PROCEEDING in Prohibition to restrain the Superior Court of Stanislaus County, and A. Caminetti, Jr., Judge Presiding, from acting further in the trial of an action. Writ denied.
The facts are stated in the opinion of the court.
Thomas J. Straub and W.R. Dunn for Petitioner.
Theodore M. Stuart for Respondents.
THE COURT.
In this matter petitioner seeks by a writ of prohibition to restrain Judge Caminetti from further acting in regard to this petitioner in the case of Vandervort v. Southern California Edison Co., a Corporation, et al., and to annul an order heretofore made purporting to grant a new trial as to petitioner, one of the defendants therein.

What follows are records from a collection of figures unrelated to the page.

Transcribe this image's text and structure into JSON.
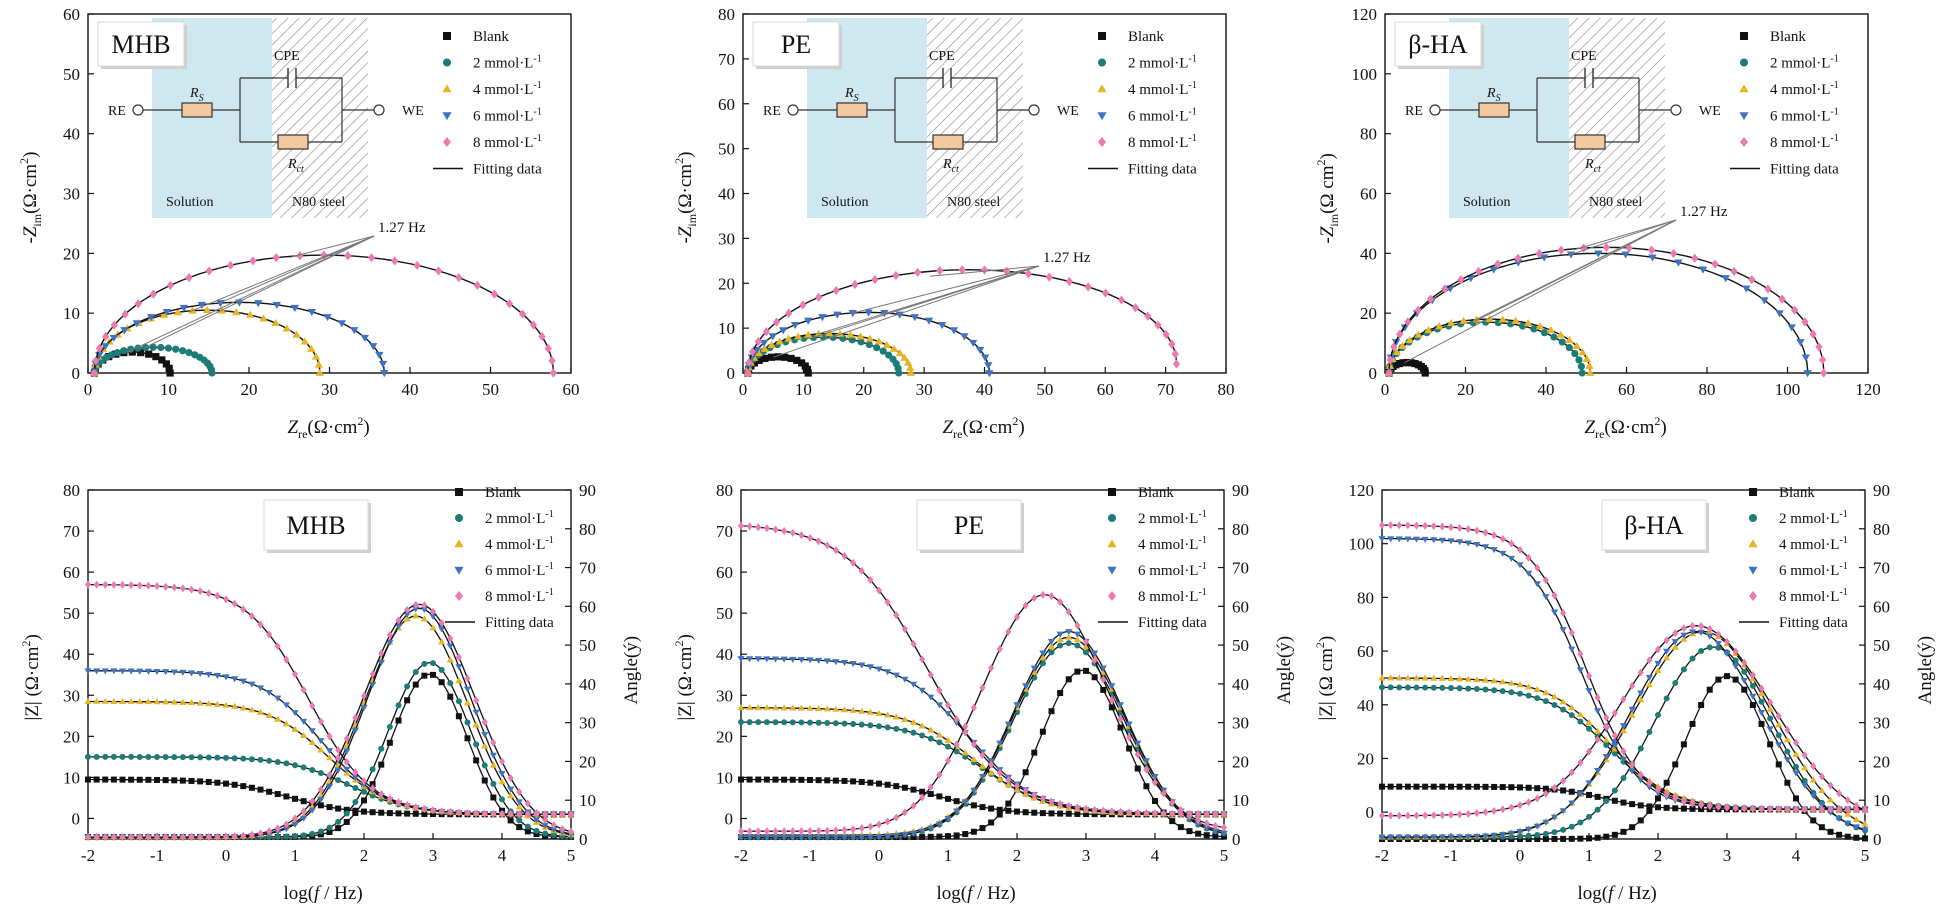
{
  "figure": {
    "legend_entries": [
      "Blank",
      "2 mmol·L",
      "4 mmol·L",
      "6 mmol·L",
      "8 mmol·L"
    ],
    "legend_superscript": "-1",
    "fitting_label": "Fitting data",
    "freq_label": "1.27 Hz",
    "circuit": {
      "re": "RE",
      "we": "WE",
      "rs_main": "R",
      "rs_sub": "S",
      "rct_main": "R",
      "rct_sub": "ct",
      "cpe": "CPE",
      "solution": "Solution",
      "steel": "N80 steel"
    },
    "colors": {
      "blank": "#111111",
      "c2": "#1b7c78",
      "c4": "#e8b422",
      "c6": "#3e73c4",
      "c8": "#ee78b0",
      "fit": "#111111",
      "badge_text": "#c0392b",
      "solution_fill": "#cfe7ee"
    }
  },
  "chart_data": [
    {
      "type": "line",
      "kind": "nyquist",
      "title": "MHB",
      "xlabel_main": "Z",
      "xlabel_sub": "re",
      "xlabel_unit": "(Ω·cm",
      "xlabel_sup": "2",
      "xlabel_close": ")",
      "ylabel_main": "-Z",
      "ylabel_sub": "im",
      "ylabel_unit": "(Ω·cm",
      "ylabel_sup": "2",
      "ylabel_close": ")",
      "xlim": [
        0,
        60
      ],
      "ylim": [
        0,
        60
      ],
      "xticks": [
        "0",
        "10",
        "20",
        "30",
        "40",
        "50",
        "60"
      ],
      "yticks": [
        "0",
        "10",
        "20",
        "30",
        "40",
        "50",
        "60"
      ],
      "series": [
        {
          "name": "Blank",
          "rs": 0.8,
          "rct": 9.4,
          "peak": 3.5,
          "tail": 0.0
        },
        {
          "name": "2 mmol·L-1",
          "rs": 0.8,
          "rct": 14.6,
          "peak": 4.3,
          "tail": 0.0
        },
        {
          "name": "4 mmol·L-1",
          "rs": 0.8,
          "rct": 28.0,
          "peak": 10.5,
          "tail": 0.0
        },
        {
          "name": "6 mmol·L-1",
          "rs": 0.8,
          "rct": 36.0,
          "peak": 11.8,
          "tail": 0.0
        },
        {
          "name": "8 mmol·L-1",
          "rs": 0.8,
          "rct": 57.0,
          "peak": 19.7,
          "tail": 0.0
        }
      ]
    },
    {
      "type": "line",
      "kind": "nyquist",
      "title": "PE",
      "xlabel_main": "Z",
      "xlabel_sub": "re",
      "xlabel_unit": "(Ω·cm",
      "xlabel_sup": "2",
      "xlabel_close": ")",
      "ylabel_main": "-Z",
      "ylabel_sub": "im",
      "ylabel_unit": "(Ω·cm",
      "ylabel_sup": "2",
      "ylabel_close": ")",
      "xlim": [
        0,
        80
      ],
      "ylim": [
        0,
        80
      ],
      "xticks": [
        "0",
        "10",
        "20",
        "30",
        "40",
        "50",
        "60",
        "70",
        "80"
      ],
      "yticks": [
        "0",
        "10",
        "20",
        "30",
        "40",
        "50",
        "60",
        "70",
        "80"
      ],
      "series": [
        {
          "name": "Blank",
          "rs": 0.8,
          "rct": 10.0,
          "peak": 3.6,
          "tail": 0.0
        },
        {
          "name": "2 mmol·L-1",
          "rs": 0.8,
          "rct": 25.0,
          "peak": 8.0,
          "tail": 0.0
        },
        {
          "name": "4 mmol·L-1",
          "rs": 0.8,
          "rct": 27.0,
          "peak": 8.8,
          "tail": 0.0
        },
        {
          "name": "6 mmol·L-1",
          "rs": 0.8,
          "rct": 40.0,
          "peak": 13.5,
          "tail": 0.0
        },
        {
          "name": "8 mmol·L-1",
          "rs": 0.8,
          "rct": 71.0,
          "peak": 22.0,
          "tail": 2.0
        }
      ]
    },
    {
      "type": "line",
      "kind": "nyquist",
      "title": "β-HA",
      "xlabel_main": "Z",
      "xlabel_sub": "re",
      "xlabel_unit": "(Ω·cm",
      "xlabel_sup": "2",
      "xlabel_close": ")",
      "ylabel_main": "-Z",
      "ylabel_sub": "im",
      "ylabel_unit": "(Ω cm",
      "ylabel_sup": "2",
      "ylabel_close": ")",
      "xlim": [
        0,
        120
      ],
      "ylim": [
        0,
        120
      ],
      "xticks": [
        "0",
        "20",
        "40",
        "60",
        "80",
        "100",
        "120"
      ],
      "yticks": [
        "0",
        "20",
        "40",
        "60",
        "80",
        "100",
        "120"
      ],
      "series": [
        {
          "name": "Blank",
          "rs": 1.0,
          "rct": 9.0,
          "peak": 3.5,
          "tail": 0.0
        },
        {
          "name": "2 mmol·L-1",
          "rs": 1.0,
          "rct": 48.0,
          "peak": 17.0,
          "tail": 0.0
        },
        {
          "name": "4 mmol·L-1",
          "rs": 1.0,
          "rct": 50.0,
          "peak": 18.0,
          "tail": 0.0
        },
        {
          "name": "6 mmol·L-1",
          "rs": 1.0,
          "rct": 104.0,
          "peak": 40.0,
          "tail": 0.0
        },
        {
          "name": "8 mmol·L-1",
          "rs": 1.0,
          "rct": 108.0,
          "peak": 42.0,
          "tail": 0.0
        }
      ]
    },
    {
      "type": "line",
      "kind": "bode",
      "title": "MHB",
      "xlabel_main": "log(",
      "xlabel_italic": "f",
      "xlabel_rest": " / Hz)",
      "ylabel_text": "|Z| (Ω·cm",
      "ylabel_sup": "2",
      "ylabel_close": ")",
      "y2label": "Angle(ý)",
      "xlim": [
        -2,
        5
      ],
      "ylim": [
        -5,
        80
      ],
      "y2lim": [
        0,
        90
      ],
      "xticks": [
        "-2",
        "-1",
        "0",
        "1",
        "2",
        "3",
        "4",
        "5"
      ],
      "yticks": [
        "0",
        "10",
        "20",
        "30",
        "40",
        "50",
        "60",
        "70",
        "80"
      ],
      "y2ticks": [
        "0",
        "10",
        "20",
        "30",
        "40",
        "50",
        "60",
        "70",
        "80",
        "90"
      ],
      "series": [
        {
          "name": "Blank",
          "zlow": 9.5,
          "zhigh": 1.0,
          "fz": 0.9,
          "wz": 1.0,
          "apeak": 42,
          "alog": 2.95,
          "asig": 0.55,
          "abase": 0.5,
          "aslope": 0.0
        },
        {
          "name": "2 mmol·L-1",
          "zlow": 15.0,
          "zhigh": 1.0,
          "fz": 1.8,
          "wz": 1.0,
          "apeak": 45,
          "alog": 2.95,
          "asig": 0.6,
          "abase": 0.5,
          "aslope": 0.0
        },
        {
          "name": "4 mmol·L-1",
          "zlow": 28.5,
          "zhigh": 1.0,
          "fz": 1.5,
          "wz": 1.0,
          "apeak": 57,
          "alog": 2.75,
          "asig": 0.75,
          "abase": 0.5,
          "aslope": 0.0
        },
        {
          "name": "6 mmol·L-1",
          "zlow": 36.0,
          "zhigh": 1.0,
          "fz": 1.4,
          "wz": 1.0,
          "apeak": 59,
          "alog": 2.8,
          "asig": 0.75,
          "abase": 0.5,
          "aslope": 0.0
        },
        {
          "name": "8 mmol·L-1",
          "zlow": 57.0,
          "zhigh": 1.0,
          "fz": 1.2,
          "wz": 1.0,
          "apeak": 60,
          "alog": 2.8,
          "asig": 0.8,
          "abase": 0.5,
          "aslope": 0.0
        }
      ]
    },
    {
      "type": "line",
      "kind": "bode",
      "title": "PE",
      "xlabel_main": "log(",
      "xlabel_italic": "f",
      "xlabel_rest": " / Hz)",
      "ylabel_text": "|Z| (Ω·cm",
      "ylabel_sup": "2",
      "ylabel_close": ")",
      "y2label": "Angle(ý)",
      "xlim": [
        -2,
        5
      ],
      "ylim": [
        -5,
        80
      ],
      "y2lim": [
        0,
        90
      ],
      "xticks": [
        "-2",
        "-1",
        "0",
        "1",
        "2",
        "3",
        "4",
        "5"
      ],
      "yticks": [
        "0",
        "10",
        "20",
        "30",
        "40",
        "50",
        "60",
        "70",
        "80"
      ],
      "y2ticks": [
        "0",
        "10",
        "20",
        "30",
        "40",
        "50",
        "60",
        "70",
        "80",
        "90"
      ],
      "series": [
        {
          "name": "Blank",
          "zlow": 9.5,
          "zhigh": 1.0,
          "fz": 0.9,
          "wz": 1.0,
          "apeak": 43,
          "alog": 2.95,
          "asig": 0.6,
          "abase": 0.5,
          "aslope": 0.0
        },
        {
          "name": "2 mmol·L-1",
          "zlow": 23.5,
          "zhigh": 1.0,
          "fz": 1.5,
          "wz": 1.1,
          "apeak": 50,
          "alog": 2.75,
          "asig": 0.8,
          "abase": 0.5,
          "aslope": 0.0
        },
        {
          "name": "4 mmol·L-1",
          "zlow": 27.0,
          "zhigh": 1.0,
          "fz": 1.4,
          "wz": 1.1,
          "apeak": 51,
          "alog": 2.75,
          "asig": 0.8,
          "abase": 1.0,
          "aslope": 0.0
        },
        {
          "name": "6 mmol·L-1",
          "zlow": 39.0,
          "zhigh": 1.0,
          "fz": 1.3,
          "wz": 1.1,
          "apeak": 53,
          "alog": 2.75,
          "asig": 0.8,
          "abase": 0.5,
          "aslope": 0.0
        },
        {
          "name": "8 mmol·L-1",
          "zlow": 72.0,
          "zhigh": 1.0,
          "fz": 0.7,
          "wz": 1.3,
          "apeak": 61,
          "alog": 2.4,
          "asig": 0.9,
          "abase": 2.0,
          "aslope": 0.0
        }
      ]
    },
    {
      "type": "line",
      "kind": "bode",
      "title": "β-HA",
      "xlabel_main": "log(",
      "xlabel_italic": "f",
      "xlabel_rest": " / Hz)",
      "ylabel_text": "|Z| (Ω cm",
      "ylabel_sup": "2",
      "ylabel_close": ")",
      "y2label": "Angle(ý)",
      "xlim": [
        -2,
        5
      ],
      "ylim": [
        -10,
        120
      ],
      "y2lim": [
        0,
        90
      ],
      "xticks": [
        "-2",
        "-1",
        "0",
        "1",
        "2",
        "3",
        "4",
        "5"
      ],
      "yticks": [
        "0",
        "20",
        "40",
        "60",
        "80",
        "100",
        "120"
      ],
      "y2ticks": [
        "0",
        "10",
        "20",
        "30",
        "40",
        "50",
        "60",
        "70",
        "80",
        "90"
      ],
      "series": [
        {
          "name": "Blank",
          "zlow": 9.5,
          "zhigh": 1.0,
          "fz": 1.2,
          "wz": 0.8,
          "apeak": 42,
          "alog": 3.0,
          "asig": 0.6,
          "abase": 0.0,
          "aslope": 0.0
        },
        {
          "name": "2 mmol·L-1",
          "zlow": 46.5,
          "zhigh": 1.0,
          "fz": 1.3,
          "wz": 1.0,
          "apeak": 49,
          "alog": 2.8,
          "asig": 0.85,
          "abase": 0.5,
          "aslope": 0.0
        },
        {
          "name": "4 mmol·L-1",
          "zlow": 50.0,
          "zhigh": 1.0,
          "fz": 1.3,
          "wz": 1.0,
          "apeak": 53,
          "alog": 2.65,
          "asig": 1.0,
          "abase": 0.5,
          "aslope": 0.0
        },
        {
          "name": "6 mmol·L-1",
          "zlow": 102.0,
          "zhigh": 1.0,
          "fz": 0.9,
          "wz": 0.9,
          "apeak": 53,
          "alog": 2.55,
          "asig": 0.95,
          "abase": 0.5,
          "aslope": 0.0
        },
        {
          "name": "8 mmol·L-1",
          "zlow": 107.0,
          "zhigh": 1.0,
          "fz": 0.95,
          "wz": 0.9,
          "apeak": 52,
          "alog": 2.55,
          "asig": 1.1,
          "abase": 3.0,
          "aslope": 3.0
        }
      ]
    }
  ]
}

This proceeding is very similar to, and based upon practically the same charges of bias or prejudice as is set forth in Woolley et al. v. Superior Court and Miller Lux Incorporated v. Superior Court, numbered 5749 and 5750, respectively ( ante, p. 611 [ 66 P.2d 680]). The only difference in the position of petitioner herein is that this petitioner did not join in the statement of disqualification originally filed in those proceedings, and was granted the right to argue its motion for a new trial in the case of Vandervort v. Southern California Edison Co., a Corporation, et al., and to file a brief in support thereof.
[1] We have, in an opinion in the case of Woolley et al. v. Superior Court and Miller Lux Incorporated v. Superior Court, supra, passed upon all of the essential questions here presented, and upon that authority the writ of prohibition herein prayed for is denied, as well as the prayer to annul the order granting a new trial.
A petition for a rehearing of this cause was denied by the District Court of Appeal on April 17, 1937, and the following opinion then rendered thereon:
THE COURT.
The petition for rehearing is hereby denied.
However, petitioner, San Joaquin Light Power Company calls to our attention certain inaccuracies in the opinion which should be corrected. In Woolley v. Superior Court and Miller Lux Incorporated v. Superior Court, ante, p. 611, [ 66 P.2d 680], referred to in the instant case, we purported to quote from the main opinion in Lindsay-Strathmore Irr. Dist. v. Superior Court, 182 Cal. 315 [ 187 P. 1056]. Our quotation from that case was from the concurring opinion of Mr. Justice Olney and not from the main opinion, which was rendered by Mr. Justice Shaw and concurred in by Chief Justice Angelotti and Justices Lennon, Wilbur and Lawlor. The quotation is also inaccurate in that we caused the first line thereof to read, "It would seem to be intolerable . . ." whereas it should have read, "It would seem to me intolerable . . ."
We also wish to make it clear that petitioner herein, San Joaquin Light Power Company and its counsel are before this court in this one proceeding only, they having taken no part in any other effort to disqualify the judge of the trial court. Petitioner herein and its counsel declined to join with counsel in the other motions, but upon the assertion of disqualification for bias or prejudice, assumed a neutral position.
In our opinion in the case of Miller Lux Incorporated v. Superior Court, Nos. 5799 and 5800, counsel for petitioner herein were noted as attorneys therein, and in the body of our opinion ( ante, p. 628 [ 66 P.2d 680]) we refer to "defendants" without excluding petitioner from such statement.
In order that there may be no misunderstanding we now wish to correct that implication and state that petitioner herein never joined in any statement of disqualification, and never argued before this court that Judge Caminetti was biased or prejudiced other than as may appear in the present proceeding.
With these corrections the petition for rehearing is denied.
An application by petitioner to have the cause heard in the Supreme Court, after judgment in the District Court of Appeal, was denied by the Supreme Court on May 17, 1937.